With the help of the Kurdish Pershmerga, supported and trained by the Americans, the Iraqi will have to regain the control of a city of two million people and a symbol of the conquests of the ISIS. Just like Raqqa in Syria, Mosul has a high symbolic value. It won't be easy to chase out al Baghdadi's men whom, in urban centers, can sustain a fight against forces that outnumber them and are better equipped. The US is training the Iraqi army to face a guerrilla war inside the city.
The tactics of the ISIS have already been tested in Ramadi.

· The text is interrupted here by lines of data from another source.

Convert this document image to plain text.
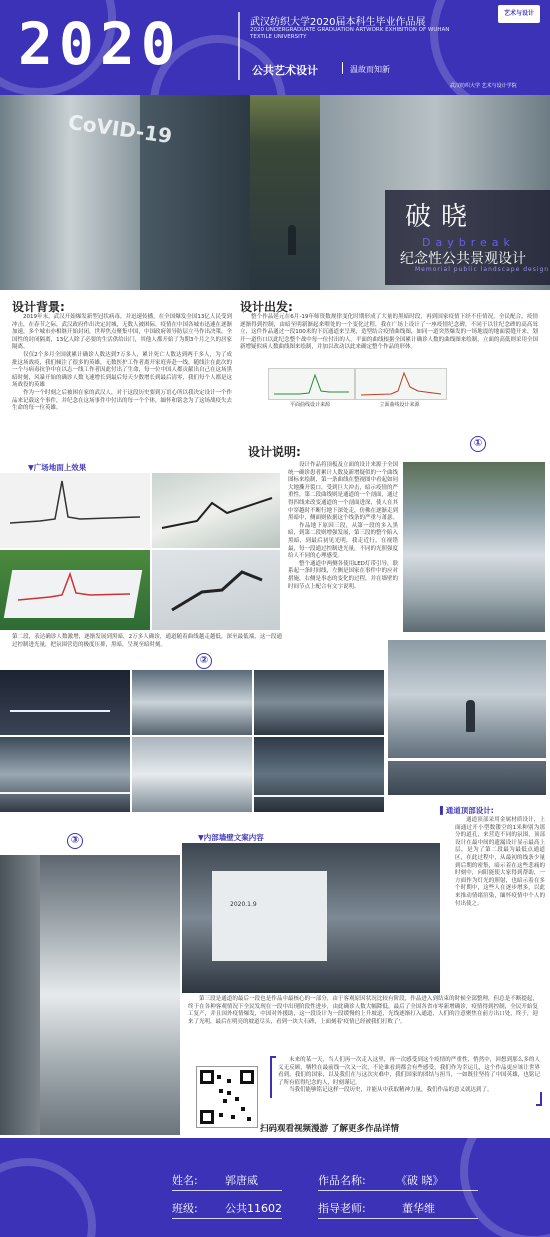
2020	武汉纺织大学2020届本科生毕业作品展
2020 UNDERGRADUATE GRADUATION ARTWORK EXHIBITION OF WUHAN TEXTILE UNIVERSITY
公共艺术设计	温故而知新
艺术与设计 A+D
武汉纺织大学 艺术与设计学院
CoVID-19
破晓
Daybreak
纪念性公共景观设计
Memorial public landscape design
设计背景:
2019年末，武汉开始爆发新型冠状病毒，并迅速传播，在全国爆发全国13亿人民受到冲击，在春节之际，武汉政府作出决定封城，无数人被困际，疫情在中国各城市迅速在逐渐加速，多个城市亦相继开始封闭，世界焦点聚集中国，中国政府领导防层立马作出决策，全国性的封闭隔离，13亿人除了必要的生活供给出门，其他人都开始了为期3个月之久的居家隔离。
仅仅2个多月全国就累计确诊人数达到7万多人，累计死亡人数达到两千多人，为了成批这场战疫，我们倾注了很多的英雄，无数医护工作者离开家庭奔赴一线，随线注在此次的一个与病毒抗争中在以志一线工作者因此付出了生命，每一位中国人都贡献出自己在这场黑暗时刻，风暴开始的确诊人数飞速增长到最后每天少数增长到最后清零，我们每个人都是这场战役的英雄
作为一个时刻之后被困在家的武汉人，对于这段历史要到万语心所以我决定设计一个作品来记载这个事件，并纪念在这场事件中付出的每一个个体，缅怀和铭念为了这场战疫失去生命的每一位英雄。
设计出发:
整个作品延元在6月-19年师资数规律变化时期形成了大量的黑暗时段，再到国家疫情下经不佳情况，全民配合，疫情逐渐得到控制，由暗至明新渐起来喂处的一个变化过程，我在广场上设计了一座疫情纪念碑，不同于以往纪念碑的高高耸立，这件作品通过一段100米的下沉通道来呈现，造型结合疫情曲线图，如同一道突然爆发的一场地震的地面裂缝开来，划开一道伤口以此纪念整个战中每一位付出的人。平面的曲线根据全国累计确诊人数的曲线图来绘制，立面的高低则采用全国新增疑似病人数曲线图来绘制，并加以改动以此来确定整个作品的形体。
平面曲线设计来源	立面曲线设计来源
设计说明:
设计作品将顶板及立面的设计来源于全国统一确诊患者累计人数及新增疑似的一个曲线图标来绘制，第一条曲线在整视图中看起如同大地撕开裂口，受到巨大冲击，暗示疫情的严重性，第二段曲线则是通道的一个剖面，通过得四线来改变通道的一个剖面进深，使人在其中穿越时不断行地下深处走，仿佛在逐渐走到黑暗中，侧面则依据这个线条的严重与萧瑟。
作品地下原因三段，从第一段的多入黑暗，到第二段则增强发展，第三段的整个陷入黑暗，到最后初见光明，我走近行，在视错最，每一段通过控制进光量，不同的光照强度给人不同的心理感受。
整个通道中两侧各使用LED灯带引导，联系起一条时间线，左侧是国家在事件中的应对措施，右侧是事态的变化的过程，并在墙壁的时间节点上配合有文字说明。
①
▼广场地面上效果
第二段，表达确诊人数激增，逐渐发展到黑暗，2万多人确诊，通道随着曲线越走越低，深至最低端，这一段通过控制进光量，把氛围营造的极度压抑，黑暗，呈现至暗时刻。
②
▌通道顶部设计:
通道顶部采用金属材质设计，上面通过开小型数镂空的1米种别为那分的道孔，来营造不同的氛围，顶部设计在最中间的遗漏设计显示最高上层，是为了第二段最为最低点通道区，在此过程中，从最初的线条少量到后期的密集，暗示着在这些悲痛的时刻中，向阳能使大家得到帮助，一方面作为灯光的照射，也暗示着在多个时期中，这些人在逐步增多，以此来推动情绪渲染，缅怀疫情中个人的付出使之。
③	▼内部墙壁文案内容
2020.1.9
第三段是通道的最后一段也是作品中最核心的一部分，由于客观原因状况比较有阶段，作品进入到结束的时候全部整理，但总是不断提起，终于在各种客观情况下全民发现在一段中出现阶段性进步，由此确诊人数大幅降低，最后了全国各省市零新增确诊，疫情得到控制，全民开始复工复产，并且国外疫情爆发，中国对外援助，这一段设计为一段缓慢的上升坡道，光线逐渐打入通道，人们的注意聚焦在前方出口处，终于，迎来了光明，最后在明亮的坡道尽头，看到一块大石碑，上面刻着'疫情已经被我们打败了'。
未来的某一天，当人们再一次走入这里，再一次感受到这个疫情的严重性，悄然中，回想到那么多的人义无反顾，牺牲在最前线一次又一次，不论谁看到都会有些感受，我们作为幸运儿，这个作品更应该让世界看到，我们的国家，以及我们在与这次灾难中，我们国家的团结与担当，一如既往坚持了中国英雄，也铭记了所有值得纪念的人，时刻谨记。
当我们能够铭记这样一段历史，并能从中获取精神力量，我们作品的意义就达到了。
扫码观看视频漫游 了解更多作品详情
姓名: 郭唐威	作品名称:	《破 晓》
班级: 公共11602	指导老师:	董华维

They will disseminate traps and mines, exploit tunnels and underground passages, use suicide bombers that will strike against the enemy front lines with armored trucks loaded with explosives, they will hide among the civilian population and use it as human shields. The Islamic States will go for a flexible defense, avoid high intensity direct clashes and carry out small counter-offensives, with the ultimate aim of gaining time and lose small portions of territory at a time.
The outcome of the fight in Mosul will also be linked to the behavior of the local majority Sunni population, that is generally hostile to the government in Baghdad. Put in a tight spot, the ISIS might resort to using chemical weapons, as it did in June 2015 against the YPG in Hasaka. The atrocities committed over the years by al Baghdadi's militias leave no room for surrender.
The Iraqi Prime Minister, Haider al Abadi, claims that the ISIS will be totally defeated in 2016. This is definitely an optimistic prevision. The issue is not wiping out al Baghdadi and his militants, but rather diminishing the appeal of the ideology that goes with the Islamic State. Unfortunately, a so-called caliphate has ruled over a territory for almost 3 years, with its law, victories and conquests under the flag of Islam. This has such a fascination for many that the appeal that once belonged to Al Qaeda is now owned by the ISIS. Terrorism needs to be defeated on the ideological and theological front. And only Islamic nations can contribute to its downfall. If they intend to do so, of course.